Aus einer eher harmlosen Erzählung wurde eine spannende Story
Ein Rückblick auf die Recherchen der WZ im Jahre 2006 im Fall Rinkel und auf das große mediale Interesse nach der Veröffentlichung.
Willich. Die Geschichte der jetzt verstorbenen Elfriede Rinkel ist wirklich außergewöhnlich: spannend, auch tragisch, mit zeitgeschichtlichem Bezug. Für eine kurze Zeit wollten Medien aus der ganzen Welt über sie berichten. Und wie kam die Westdeutsche Zeitung exklusiv an die Geschichte? Der frühere WZ-Redakteur Peter Korall erinnert sich.
Die spannende Story wirkte in den Anfängen eher harmlos. „Unsere Familie bekommt Zuwachs“, berichtete mir Wochen zuvor eine Freundin aus Willich. „Eine alte Tante, die lange in Amerika gelebt hat, muss das Land verlassen. Ihr Mann ist vor zwei Jahren gestorben und jetzt soll sie dort weg.“ Wie jetzt?

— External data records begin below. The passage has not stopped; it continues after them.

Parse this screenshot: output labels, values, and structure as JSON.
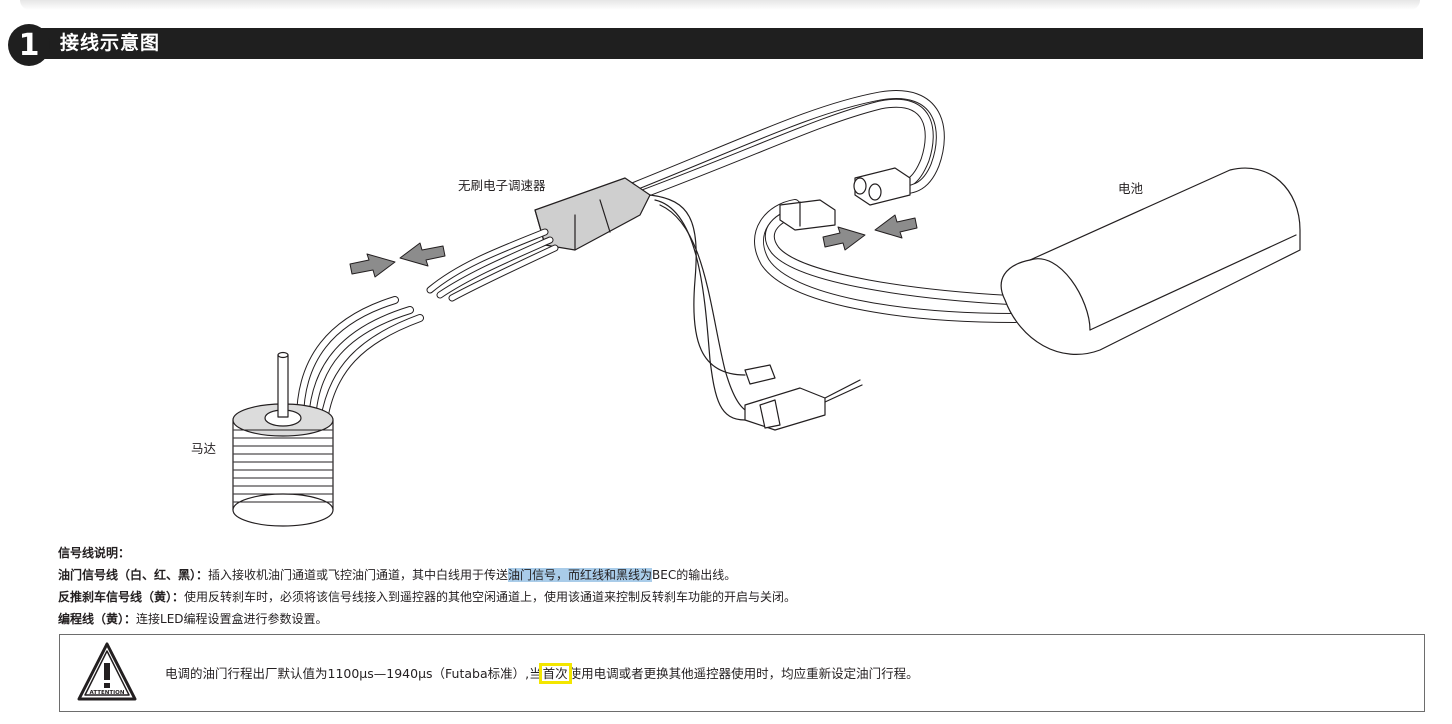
{
  "section": {
    "number": "1",
    "title": "接线示意图"
  },
  "diagram": {
    "labels": {
      "esc": "无刷电子调速器",
      "battery": "电池",
      "motor": "马达"
    }
  },
  "notes": {
    "heading": "信号线说明：",
    "throttle": {
      "label": "油门信号线（白、红、黑）：",
      "text_pre": "插入接收机油门通道或飞控油门通道，其中白线用于传送",
      "text_highlight": "油门信号，而红线和黑线为",
      "text_post": "BEC的输出线。"
    },
    "brake": {
      "label": "反推刹车信号线（黄）：",
      "text": "使用反转刹车时，必须将该信号线接入到遥控器的其他空闲通道上，使用该通道来控制反转刹车功能的开启与关闭。"
    },
    "program": {
      "label": "编程线（黄）：",
      "text": "连接LED编程设置盒进行参数设置。"
    }
  },
  "warning": {
    "icon_text": "ATTENTION",
    "text_pre": "电调的油门行程出厂默认值为1100μs—1940μs（Futaba标准）,当",
    "text_highlight": "首次",
    "text_post": "使用电调或者更换其他遥控器使用时，均应重新设定油门行程。"
  },
  "colors": {
    "header_bg": "#1f1f1f",
    "highlight_blue": "#a9cce9",
    "highlight_yellow": "#f3e600"
  }
}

Das klang komisch, aber Einzelheiten wusste die Freundin nicht. Also blieb’s bei der Verabredung: Wenn die Tante sich mal in Willich eingelebt hat, kann sie uns das in der Redaktion ja mal berichten, wie das ist, 40 Jahre in San Francisco zu leben. Gesagt, aber noch nicht getan.
Wochen später. „Wolltest du dich nicht mal mit der Tante unserer Freundin in Verbindung setzen?“ Wissen wollte das meine Frau. „Stimmt, wenn Zeit ist, werde ich da mal anrufen.“ Im Büro hatte ich das eigentlich schon verdrängt, als aus dem Nebenzimmer der Kollege Jürgen Lemke hereinkam und erzählte, dass der „Daily Telegraph“ aus London angerufen habe. „Sie suchen eine Frau, die aus den USA ausgewiesen wurde. Im Zuge irgendwelcher Archivöffnungen sind da Hinweise auf die Nazi-Zeit ans Licht gekommen“, so der Kollege. Die Frau soll sich im Kreis Viersen aufhalten.

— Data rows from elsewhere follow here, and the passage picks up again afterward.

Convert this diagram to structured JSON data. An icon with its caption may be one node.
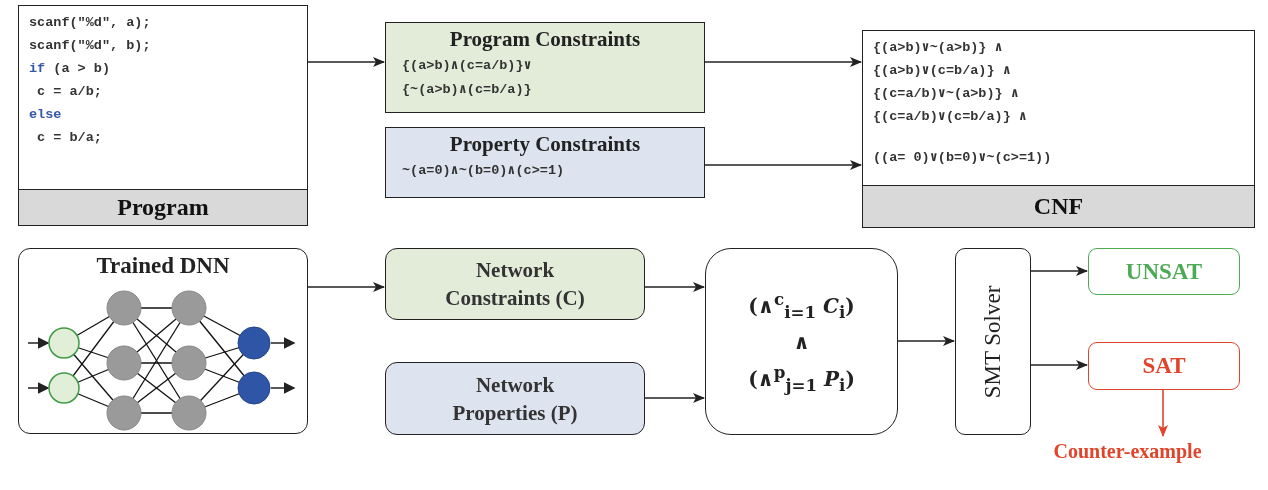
{
  "diagram": {
    "nodes": [
      {
        "text": [
          "scanf(\"%d\", a);",
          "scanf(\"%d\", b);",
          "if (a > b)",
          "c = a/b;",
          "else",
          "c = b/a;",
          "Program"
        ]
      },
      {
        "text": [
          "Program Constraints",
          "{(a>b)∧(c=a/b)}∨ {~(a>b)∧(c=b/a)}"
        ]
      },
      {
        "text": [
          "Property Constraints",
          "~(a=0)∧~(b=0)∧(c>=1)"
        ]
      },
      {
        "text": [
          "{(a>b)∨~(a>b)} ∧",
          "{(a>b)∨(c=b/a)} ∧",
          "{(c=a/b)∨~(a>b)} ∧",
          "{(c=a/b)∨(c=b/a)} ∧",
          "((a= 0)∨(b=0)∨~(c>=1))",
          "CNF"
        ]
      },
      {
        "text": [
          "Trained DNN"
        ]
      },
      {
        "text": [
          "Network Constraints (C)"
        ]
      },
      {
        "text": [
          "Network Properties (P)"
        ]
      },
      {
        "text": [
          "(∧$^{c}$$_{i=1}$ *C*$_{i}$)",
          "∧",
          "(∧$^{p}$$_{j=1}$ *P*$_{i}$)"
        ]
      },
      {
        "text": [
          "SMT Solver"
        ]
      },
      {
        "text": [
          "UNSAT"
        ]
      },
      {
        "text": [
          "SAT"
        ]
      },
      {
        "text": [
          "Counter-example"
        ]
      }
    ],
    "edges": [
      {
        "from": 0,
        "to": 1,
        "arrow": "to"
      },
      {
        "from": 1,
        "to": 3,
        "arrow": "to"
      },
      {
        "from": 2,
        "to": 3,
        "arrow": "to"
      },
      {
        "from": 4,
        "to": 5,
        "arrow": "to"
      },
      {
        "from": 5,
        "to": 7,
        "arrow": "to"
      },
      {
        "from": 6,
        "to": 7,
        "arrow": "to"
      },
      {
        "from": 7,
        "to": 8,
        "arrow": "to"
      },
      {
        "from": 8,
        "to": 9,
        "arrow": "to"
      },
      {
        "from": 8,
        "to": 10,
        "arrow": "to"
      },
      {
        "from": 10,
        "to": 11,
        "arrow": "to",
        "color": "#e0442a"
      }
    ]
  }
}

Ich stutzte. „Ich glaube, die Geschichte kenne ich“, sagte ich. Griff zum Hörer und rief die Freundin an. „Mit dir rechne ich seit Stunden“, reagierte die. „Das stimmt alles so“, erklärte sie. Dann musste ich sie haben. Es dauerte Stunden, um genau zu sein: bis mitten in die nächste Nacht, bis ich mit der Familie eine Lösung gefunden hatte, über Elfriede Rinkel zu berichten. Ich bekam sie für ein paar Minuten sogar selbst ans Telefon. Am darauffolgenden Tag erschien die Geschichte in der WZ.

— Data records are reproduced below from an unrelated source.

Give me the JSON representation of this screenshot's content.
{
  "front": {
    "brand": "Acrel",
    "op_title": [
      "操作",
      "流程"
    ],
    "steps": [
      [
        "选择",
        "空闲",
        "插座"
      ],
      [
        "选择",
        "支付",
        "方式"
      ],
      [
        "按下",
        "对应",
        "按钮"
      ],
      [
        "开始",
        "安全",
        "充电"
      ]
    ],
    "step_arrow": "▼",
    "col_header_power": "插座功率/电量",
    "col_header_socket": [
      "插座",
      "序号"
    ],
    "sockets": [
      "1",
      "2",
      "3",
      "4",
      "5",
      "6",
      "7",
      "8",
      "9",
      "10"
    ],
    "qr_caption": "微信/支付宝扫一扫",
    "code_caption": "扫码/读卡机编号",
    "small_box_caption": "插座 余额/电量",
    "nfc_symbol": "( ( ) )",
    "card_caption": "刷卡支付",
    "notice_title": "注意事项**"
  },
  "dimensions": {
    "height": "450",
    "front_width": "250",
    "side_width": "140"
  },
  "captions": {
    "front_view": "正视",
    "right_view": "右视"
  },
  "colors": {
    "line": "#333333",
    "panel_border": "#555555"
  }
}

Ab dem Erscheinungstag brach der mediale Sturm über uns hinein. Die Kollegen von „Spiegel“ und „Stern“ waren gleich persönlich erschienen. „El Pais“ aus Spanien, diverse Zeitungen aus England und Deutschland (unter anderem die „London Times“ und die „Süddeutsche Zeitung“), CNN, die „Washington Post“ und, und, und. Alle wollten diese Geschichte. Jetzt war es Teil der Vereinbarung mit der Familie, dass jeder, der über Elfriede Rinkel berichten wollte, zunächst mich anschrieb. Ich würde dann den Brief dort abliefern. So kam’s.
Berichtet wurde allerdings über die Faktenlage hinaus recht selten. Die Familie wollte das nicht. Sie hatte über die WZ sogar verlautbart, dass „Tante Elfriede“ erstmal in die Schweiz gegangen sei. Das stellte sich später als Notlüge heraus. Sie wollten halt ihre Ruhe haben.
Allerdings steht diese Geschichte heute noch im Online-Lexikon „Wikipedia“. Jahre später interessierte sich deshalb der „Blick“, die größte Boulevard-Zeitung der Schweiz, für die Story. Zwischenzeitlich war auch ein Reporter der ARD einfach in das Altenheim gegangen, in dem Elfriede Rinkel lebte, und hatte versucht, sich mit ihr zu unterhalten. Meine Frau und ich trafen sie immer wieder mal, wenn zu irgendwelchen Anlässen gefeiert wurde. Auskunftsfreudig erzählte sie stets gerne von ihrem Leben in San Francisco. Über das Leben davor sprach sie nie mehr mit mir. Und in einem Punkt schweigt auch die Familie lächelnd: Nämlich bei der Frage, ob die Urne von Elfriede Rinkel — so gehen Gerüchte — nicht doch noch den jüdischen Friedhof in San Francisco erreicht hat und die Verstorbene nun bei ihrem geliebten Mann ist.